未だに「学習権」を「こどもは教育を受ける義務がある」と思っている教員や保護者も多いです。
義務は「保護者はこどもに教育を受けさせる義務がある」であり「こどもは教育を受ける権利がある」のが正しいです。
また「保護者はこどもに教育を受けさせる義務がある」というのは、親の都合で教育を受けさせないのはダメということで、こどもが教育を受けることを拒否(学校に行くことを拒否)することは「こどもの意見表明権」として守られる必要があります。
こういうと「みんな、学校に行かなくなるのでは?」と言われることもありますが、学校にいる子にフリースクールスタッフなことを知られ「自分も不登校になろうかな」と言われたときに、「別にいいよ」と伝えても、今のところは100%「やっぱり、やめとく」と言われるので、今どきのこどもにとっても「学校に行かない」はハードルが高いようです。
“「すべての授業はオンラインも併用のため通学してもしなくてもOK」、「学校のどこで授業を受けてもOK」、「担任教師は生徒側の選択制」、「時間割は教師と生徒が相談しながら一緒に決める」”とのことで、これが学校でできるならフリースクールはいらないですね。
ただ、結局58校しかないことを考えると、不登校になってもすぐに学びの多様化学校に移れるかと言われると、かなり怪しいなと思います。
・どこまで生徒を見守れるか 先生が試される
“「学びの多様化学校を51%にしましょう」と提案している”とのことで、確かに教員の人数は年々減ってしますが、多様化学校で求められるスキルは一般的な教員のスキルとは異なりますし、それこそ民間フリースクールのスタッフなどを活用していくこともできるのではないかと思います。
当然、それなりの研修を受けたり、試験を受けたりする必要はあるかと思いますが。
逆に、それなりの研修を受けていなければ、教員であっても務まらないようにも思います。
・学びの多様化学校の実践を一般の学校に広げるアイデア2つ
“1つ目は、不登校の原因となっているボタンのかけ違いをかけ直せるチャンスを増やすこと。そのために自分で自分の場所を選択できるようにする”とのことで、正直隣の学校に転校すれば学校に行けるようになるのにと思うこともあります。
フリースクールに関わっている側の人間ですが、フリースクールよりもまずは隣の学校に通えるようにというのが大事な気がします。

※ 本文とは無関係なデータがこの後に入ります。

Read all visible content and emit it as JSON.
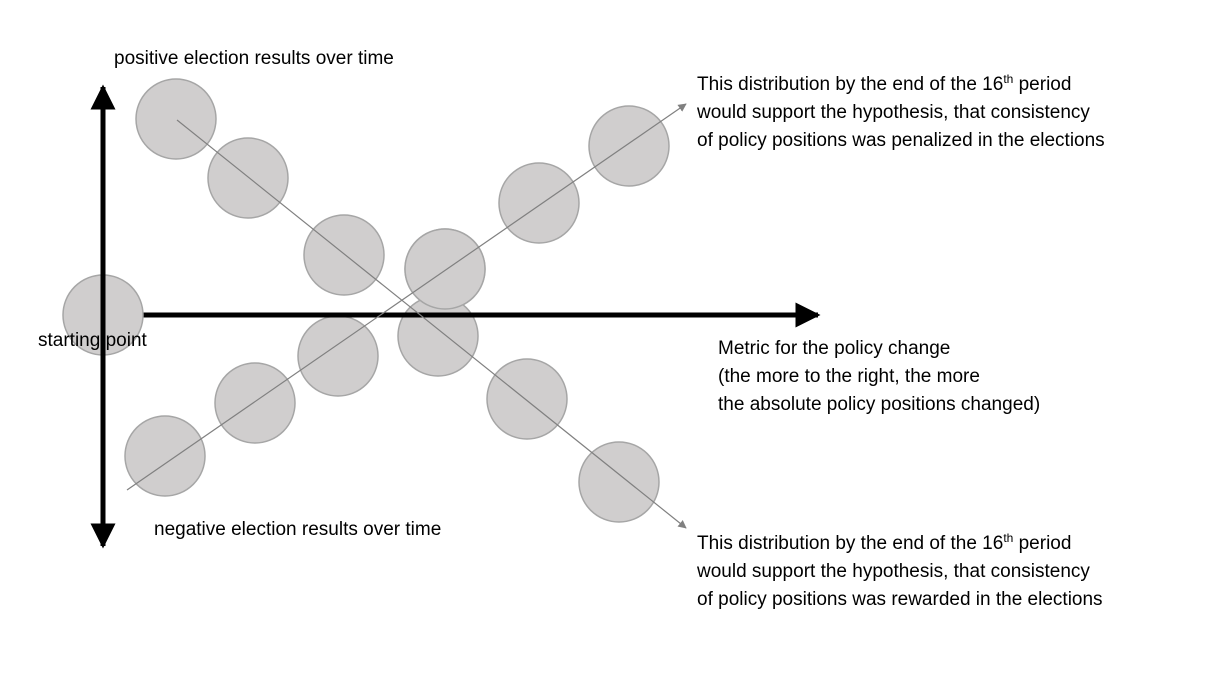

“子どもたちに選択させようという論は増えているけれど、実は社会と大人が「学校は行かなくてはならない場所であり、将来の苦労を背負い込まないように今苦労しなさい」と子どもに迫る、脅迫的選択肢になっているところがまだまだある”とのことで、これは本当に多いですね。
教員が言う場合だけじゃなく、スクールカウンセラーやスクールソーシャルワーカーが言う場合もあるようです。

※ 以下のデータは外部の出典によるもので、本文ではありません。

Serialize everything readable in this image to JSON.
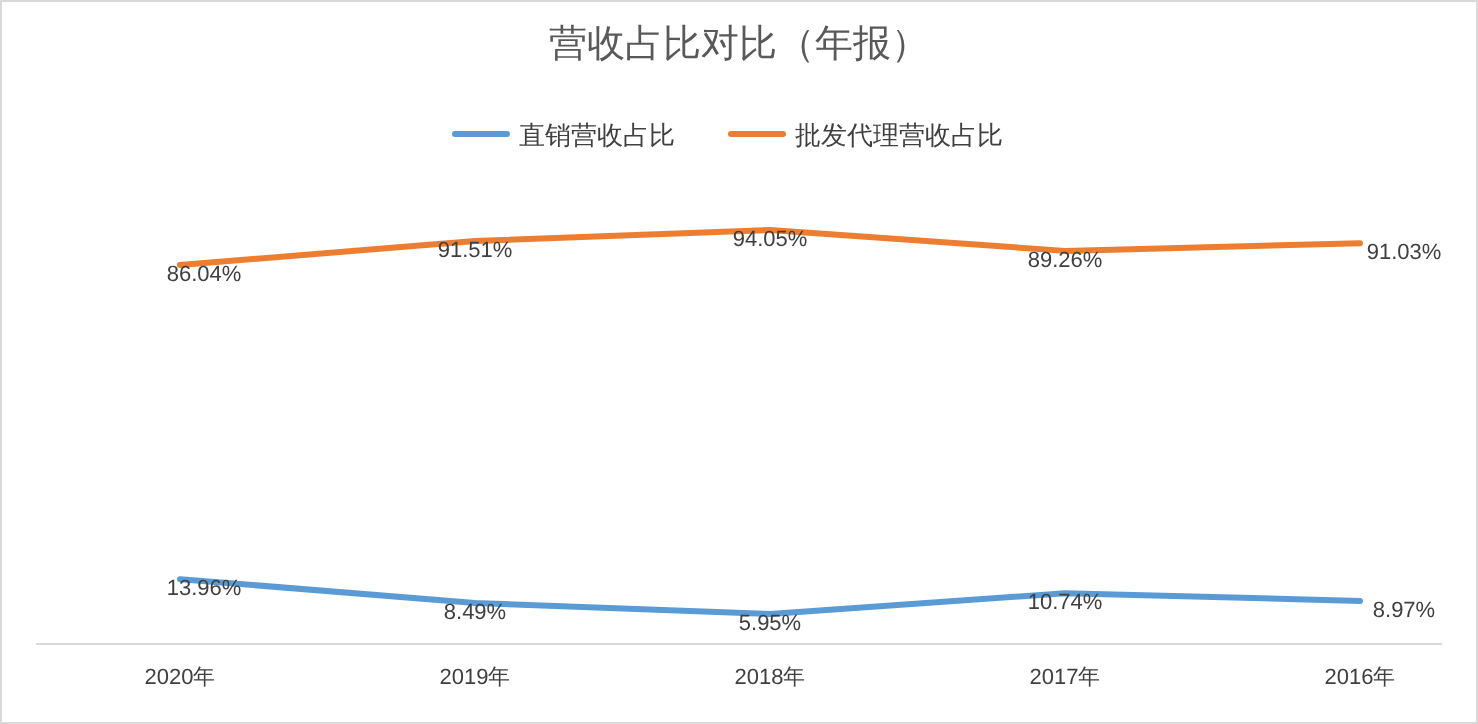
{
  "chart_data": {
    "type": "line",
    "title": "营收占比对比（年报）",
    "categories": [
      "2020年",
      "2019年",
      "2018年",
      "2017年",
      "2016年"
    ],
    "series": [
      {
        "name": "直销营收占比",
        "color": "#5b9bd5",
        "values": [
          13.96,
          8.49,
          5.95,
          10.74,
          8.97
        ],
        "value_labels": [
          "13.96%",
          "8.49%",
          "5.95%",
          "10.74%",
          "8.97%"
        ]
      },
      {
        "name": "批发代理营收占比",
        "color": "#ed7d31",
        "values": [
          86.04,
          91.51,
          94.05,
          89.26,
          91.03
        ],
        "value_labels": [
          "86.04%",
          "91.51%",
          "94.05%",
          "89.26%",
          "91.03%"
        ]
      }
    ],
    "legend": "top",
    "marker": "none",
    "line_style": "solid"
  }
}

また、ママ友や親戚など学校外の人から言われることもあり、本当に本人や保護者にとっては辛いことです。
私自身も不登校で学校へ行っていなかったけれど、最終的に通信制高校を卒業しました。
大人になってからですが通信制大学を卒業して国家資格も取得しました。
私の場合は発達障害の診断は受けていないものの、ずっと精神科に通っていたので不登校の中でもしんどい部類だったと思います。
安易に「不登校になっても大丈夫」とも言いませんが、一番大切なことは二次被害で精神的に病んでしまうことがないようにするということが大切です。
「不登校」と「精神疾患」、どちらが将来の苦労が多いかは比べるまでもないことです。
・ICTの可能性と積極的な活用は活路開く鍵になるか
“ICTの積極的活用”とのことですが、ICT支援員の立場からしても結構難しいように思います。
こどもの個人情報などの問題もありますし……。
まあ、先生の声だけをピンマイクで拾い、こどもの声は基本的に入らないようにするとか、別に教室の様子を映し出す必要はなく、資料の共有のみにするという方法もありますが。
一般的な学校の先生からすると自宅からでも他の子と同じように授業を受けられるという視点で考え、逆に個人情報の壁を理由にオンライン授業をためらっているようにも思います。
また、全クラスの教員が同じように対応するスキルがあるのかという問題もありますね。
放課後の対応自体は一般の学校でもやっているようですが、それはそれで教員の負担も大きそうです。
そう考えると「学びの多様化学校」はすぐには作れないから「オンライン学びの多様化学校」を各自治体に一つは作るほうが良いような気もします。
わざわざ箱物を作らなくとも良く、少ない教員数でも開校できますから。
いわゆる適応指導教室の教員を増員して、オンライン対応スタッフを配置すれば、普段はオンラインだけどたまにリアルで教室にやって来るというような使い方もできそうですね。